3 questions à Nicolas Mitton
Consultant juridique et affaires publiques, cabinet Havre Tronchet
 
La Responsabilité Sociétale des Entreprises est-elle noyée dans la Loi Pacte ?C’est une loi très conséquente, où la partie “engagement des entreprises” fait en effet figure de parent pauvre. Mais je note une évolution : le premier projet de loi ne contenait que 2 articles à ce sujet, il en compte aujourd’hui plus d’une vingtaine. A l’origine, il n’était pas question que la loi contienne ce dispositif qui fait maintenant figure de vitrine dans la loi, voire de « caution » alors que le texte est très critiqué par d’autres aspects, comme la privatisation d’Aéroports de Paris. C’est donc aussi pour le gouvernement le moyen de mettre son travail en avant.

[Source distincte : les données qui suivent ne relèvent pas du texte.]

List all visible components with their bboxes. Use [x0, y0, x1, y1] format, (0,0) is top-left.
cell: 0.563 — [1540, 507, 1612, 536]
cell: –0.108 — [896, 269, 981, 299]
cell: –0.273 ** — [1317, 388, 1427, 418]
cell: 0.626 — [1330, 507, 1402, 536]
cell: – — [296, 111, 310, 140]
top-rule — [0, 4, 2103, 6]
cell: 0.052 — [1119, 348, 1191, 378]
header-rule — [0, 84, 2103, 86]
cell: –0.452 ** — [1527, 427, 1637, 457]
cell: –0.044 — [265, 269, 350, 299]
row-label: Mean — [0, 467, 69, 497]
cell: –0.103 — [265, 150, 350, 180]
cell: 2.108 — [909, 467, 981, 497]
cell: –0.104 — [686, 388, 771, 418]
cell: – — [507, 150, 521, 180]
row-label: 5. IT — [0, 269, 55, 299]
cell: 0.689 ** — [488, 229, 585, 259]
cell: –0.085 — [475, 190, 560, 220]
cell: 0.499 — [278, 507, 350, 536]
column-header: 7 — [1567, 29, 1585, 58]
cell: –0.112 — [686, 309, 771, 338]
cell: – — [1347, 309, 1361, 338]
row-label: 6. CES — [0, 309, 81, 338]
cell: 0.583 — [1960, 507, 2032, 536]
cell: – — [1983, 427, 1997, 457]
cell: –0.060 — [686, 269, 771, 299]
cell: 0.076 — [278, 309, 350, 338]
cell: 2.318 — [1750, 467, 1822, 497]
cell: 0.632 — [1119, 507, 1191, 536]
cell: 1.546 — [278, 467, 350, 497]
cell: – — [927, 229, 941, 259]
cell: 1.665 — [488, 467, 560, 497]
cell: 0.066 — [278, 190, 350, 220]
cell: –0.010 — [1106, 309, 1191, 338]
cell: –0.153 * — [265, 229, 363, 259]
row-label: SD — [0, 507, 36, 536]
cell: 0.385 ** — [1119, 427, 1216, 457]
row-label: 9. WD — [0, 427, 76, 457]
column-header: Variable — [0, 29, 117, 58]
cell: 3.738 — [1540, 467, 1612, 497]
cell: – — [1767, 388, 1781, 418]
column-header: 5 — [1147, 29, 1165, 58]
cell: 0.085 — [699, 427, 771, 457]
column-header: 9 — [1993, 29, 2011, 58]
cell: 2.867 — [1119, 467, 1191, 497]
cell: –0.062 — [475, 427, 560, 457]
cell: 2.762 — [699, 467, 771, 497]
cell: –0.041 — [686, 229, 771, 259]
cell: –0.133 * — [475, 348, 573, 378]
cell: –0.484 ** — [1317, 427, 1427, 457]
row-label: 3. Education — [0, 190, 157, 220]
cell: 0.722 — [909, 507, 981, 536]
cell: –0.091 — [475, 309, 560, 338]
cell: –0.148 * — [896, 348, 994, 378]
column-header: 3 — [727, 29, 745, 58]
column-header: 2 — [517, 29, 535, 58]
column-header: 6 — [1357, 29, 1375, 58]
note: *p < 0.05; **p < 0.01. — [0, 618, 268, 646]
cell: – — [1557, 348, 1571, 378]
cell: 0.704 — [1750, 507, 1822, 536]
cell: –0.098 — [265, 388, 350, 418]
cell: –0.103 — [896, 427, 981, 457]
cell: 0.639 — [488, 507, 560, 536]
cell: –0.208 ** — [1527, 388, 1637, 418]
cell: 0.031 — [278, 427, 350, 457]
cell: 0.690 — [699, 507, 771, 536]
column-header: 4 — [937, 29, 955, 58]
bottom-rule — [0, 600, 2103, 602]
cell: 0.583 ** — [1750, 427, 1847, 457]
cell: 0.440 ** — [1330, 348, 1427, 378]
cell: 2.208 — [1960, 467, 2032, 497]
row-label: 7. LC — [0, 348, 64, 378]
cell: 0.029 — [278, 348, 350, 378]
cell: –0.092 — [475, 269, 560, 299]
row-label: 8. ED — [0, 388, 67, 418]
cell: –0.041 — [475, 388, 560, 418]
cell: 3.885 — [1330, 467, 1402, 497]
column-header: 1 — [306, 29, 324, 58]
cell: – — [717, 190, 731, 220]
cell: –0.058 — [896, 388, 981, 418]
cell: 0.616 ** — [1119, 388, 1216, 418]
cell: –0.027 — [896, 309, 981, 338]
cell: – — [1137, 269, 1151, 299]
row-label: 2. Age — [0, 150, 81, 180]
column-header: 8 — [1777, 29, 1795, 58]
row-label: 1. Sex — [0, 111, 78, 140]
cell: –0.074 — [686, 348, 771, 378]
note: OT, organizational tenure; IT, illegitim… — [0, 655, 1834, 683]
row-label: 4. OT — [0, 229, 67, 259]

 Que nous dit le bras de fer entre l’Assemblée et le Sénat sur cette loi ?C’est une véritable bataille qui se joue, avec d’un côté des acteurs économiques progressistes, conscients des enjeux environnementaux, sociaux et sociétaux, et en face bien des conservatismes. Le sénateur Jean-Marc Gabouty a par exemple déclaré que, lorsqu’un « entrepreneur commence à réfléchir à la raison d’être de son entreprise, c’est l’expression d’un état dépressif ». Mais le premier lever de bouclier avait été initié par le Medef, dès la naissance du projet de loi fin 2017. L’ancien président du Medef, Pierre Gattaz, s’était fendu d’une tribune virulente contre cette «boite de Pandore». Des arguments que l’on a retrouvé chez nombre de relais politiques. La donne s’est finalement inversée, peut-être avec le changement de président du Medef. Enfin, l’autre point de friction, ce sont les acteurs de l’ESS : à leur tour, ils s’opposent à ce dispositif. Pour certains, le statut défini dans la loi ESS de 2014 suffit. Ils craignent une confusion entre société engagée de l’ESS et le nouveau statut de « société à mission ». Car la finalité n’est pas la même : les entreprises de l’ESS restent non lucratives, contrairement aux autres.
 La Loi Pacte impose-t-elle de nouvelles obligations aux entreprises ?L’article 61 est un point de débat majeur. Supprimé par le Sénat, rétabli par l’Assemblée samedi, il modifie le Code Civil en indiquant qu’une société doit être gérée « dans son intérêt social et en prenant en considération les enjeux sociaux et environnementaux de son activité ». C’est une formule floue qui ouvre beaucoup de questions. En droit, à toute obligation se rattache une sanction. Or, quelle sera la sanction ? Pour toute réponse, les députés demandent une obligation de moyens et non pas de résultat. Les entreprises devront donc prendre en considération ces enjeux, sans s’en donner les moyens. Le risque est que les entreprises communiquent autour de cette nouvelle raison d’être et fassent du “greenwashing” ou du “fairwashing”, sans n’avoir rien changé sur le fond.